Now apply the cap. Maximum position, ten thousand dollars. Thirty-three thousand is more than ten thousand, so the cap binds. Every time. The actual dollar risk on a ten-thousand-dollar position with a three-percent stop is three hundred dollars. Three hundred dollars on a hundred-thousand-dollar account is three tenths of one percent.
I have been calling it a one-percent engine. It is a three-tenths-of-one-percent engine, and the rule doing the work is not the one with the principled name.
When the one-percent rule would actually fire
The risk rule only sets the size when its notional comes in under the cap. Set the two equal and solve. One percent of equity, divided by the three-percent stop, equals ten thousand dollars. That happens at thirty thousand dollars of equity. Below thirty thousand, the one-percent rule binds and risk per trade holds at a true one percent. Above thirty thousand, the cap binds and the risk fraction falls as the account grows.
So the rule I thought was governing every trade only takes over after the account has drawn down seventy percent from where it sits today. The principled-sounding rule is, in practice, a deep-drawdown rule. In every normal state of the account it is dormant, and sizing is a flat dollar amount wearing a percentage's name.
This is not a bug, exactly
Here is the part I did not expect. The two rules are continuous at thirty thousand dollars. At that equity, the one-percent notional is exactly ten thousand, and the risk is exactly three hundred dollars, which is exactly one percent of thirty thousand. They hand off cleanly. Read together, the system is: risk a flat three hundred dollars per trade while the account is healthy, and switch to a one-percent-of-equity floor once the account has been cut to thirty thousand or less.
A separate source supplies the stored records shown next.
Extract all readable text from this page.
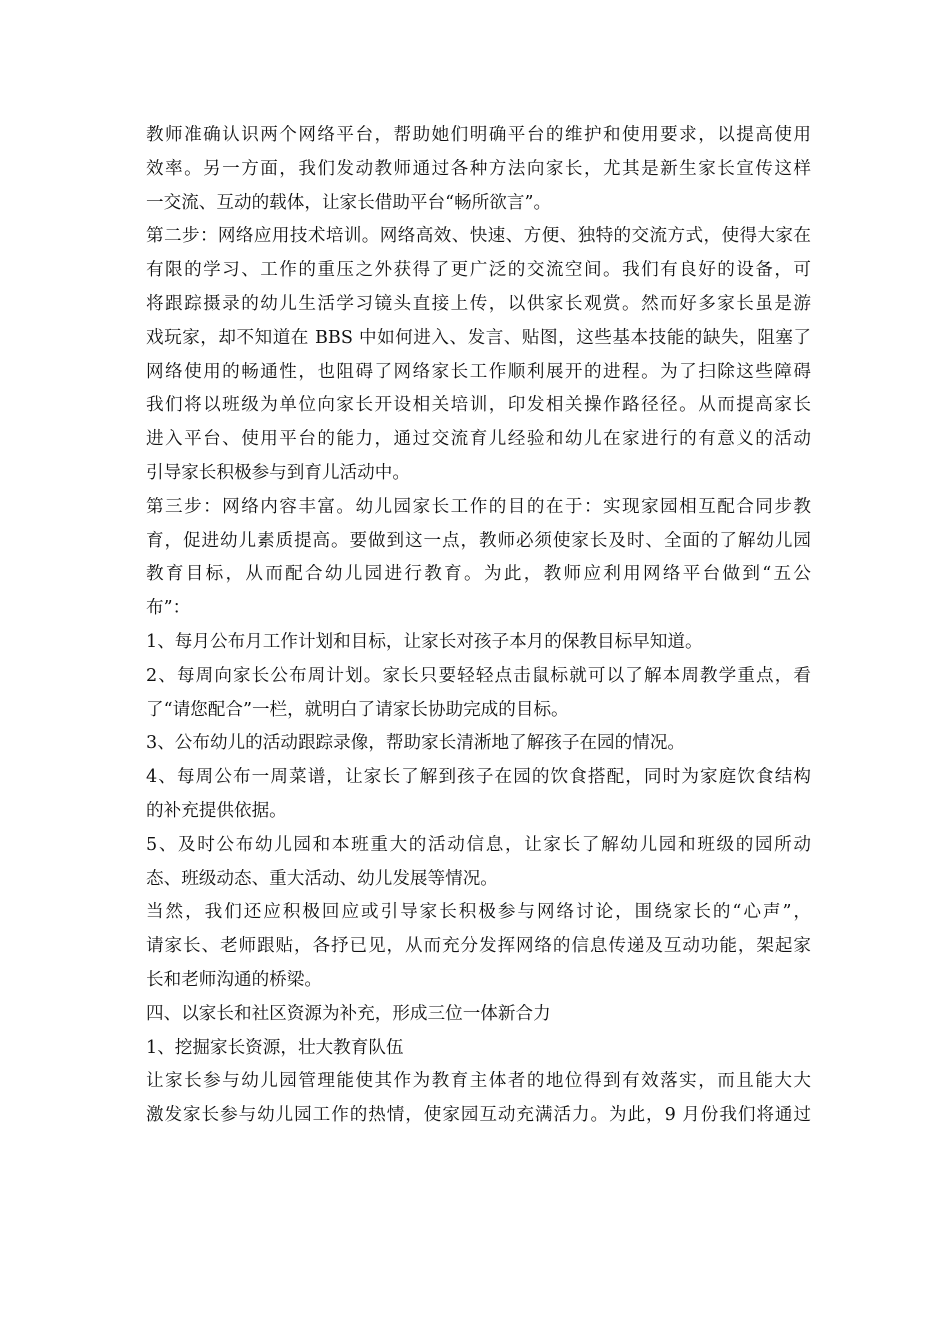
教师准确认识两个网络平台，帮助她们明确平台的维护和使用要求，以提高使用
效率。另一方面，我们发动教师通过各种方法向家长，尤其是新生家长宣传这样
一交流、互动的载体，让家长借助平台“畅所欲言”。
第二步：网络应用技术培训。网络高效、快速、方便、独特的交流方式，使得大家在
有限的学习、工作的重压之外获得了更广泛的交流空间。我们有良好的设备，可
将跟踪摄录的幼儿生活学习镜头直接上传，以供家长观赏。然而好多家长虽是游
戏玩家，却不知道在 BBS 中如何进入、发言、贴图，这些基本技能的缺失，阻塞了
网络使用的畅通性，也阻碍了网络家长工作顺利展开的进程。为了扫除这些障碍
我们将以班级为单位向家长开设相关培训，印发相关操作路径径。从而提高家长
进入平台、使用平台的能力，通过交流育儿经验和幼儿在家进行的有意义的活动
引导家长积极参与到育儿活动中。
第三步：网络内容丰富。幼儿园家长工作的目的在于：实现家园相互配合同步教
育，促进幼儿素质提高。要做到这一点，教师必须使家长及时、全面的了解幼儿园
教育目标，从而配合幼儿园进行教育。为此，教师应利用网络平台做到“五公
布”：
1、每月公布月工作计划和目标，让家长对孩子本月的保教目标早知道。
2、每周向家长公布周计划。家长只要轻轻点击鼠标就可以了解本周教学重点，看
了“请您配合”一栏，就明白了请家长协助完成的目标。
3、公布幼儿的活动跟踪录像，帮助家长清淅地了解孩子在园的情况。
4、每周公布一周菜谱，让家长了解到孩子在园的饮食搭配，同时为家庭饮食结构
的补充提供依据。
5、及时公布幼儿园和本班重大的活动信息，让家长了解幼儿园和班级的园所动
态、班级动态、重大活动、幼儿发展等情况。
当然，我们还应积极回应或引导家长积极参与网络讨论，围绕家长的“心声”，
请家长、老师跟贴，各抒已见，从而充分发挥网络的信息传递及互动功能，架起家
长和老师沟通的桥梁。
四、以家长和社区资源为补充，形成三位一体新合力
1、挖掘家长资源，壮大教育队伍
让家长参与幼儿园管理能使其作为教育主体者的地位得到有效落实，而且能大大
激发家长参与幼儿园工作的热情，使家园互动充满活力。为此，9 月份我们将通过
That is actually a defensible shape. Flat-dollar sizing up top means the risk fraction shrinks as I compound, which is conservative. The one-percent rule down at the bottom keeps the flat dollar amount from becoming reckless as a fraction of a shrunken account. The dangerous direction, risk fraction climbing during a drawdown, is bounded at one percent by the very rule I thought was running the whole show. The two rules are a piecewise risk-fraction ceiling, not a redundancy.
The problem was never the math. The problem was that I did not know this was the math. I was monitoring the wrong number.
What changes
Two things. First, I am relabeling it in my own notes and in the engine comments. The sizing is not one percent per trade. It is three hundred dollars per trade until a seventy-percent drawdown, then one percent. Naming the rule correctly changes what I watch.
Second, a decision I had been making by accident is now one I get to make on purpose. Above thirty thousand dollars of equity, my notional does not track equity at all. It is frozen at ten thousand dollars whether the account is at a hundred thousand or grows past it. If I believe sizing should compound with the account, the cap has to become a percent of equity, say ten percent of notional, not a flat number. If I believe a hard dollar ceiling is the discipline, I keep it and stop pretending the one-percent line is doing anything. Either is fine. Choosing by leaving a four-month-old constant in place is not.
The cap was not the surprise. The surprise was finding out which of my two rules had been switched off the whole time, and that I was the one who wrote the switch.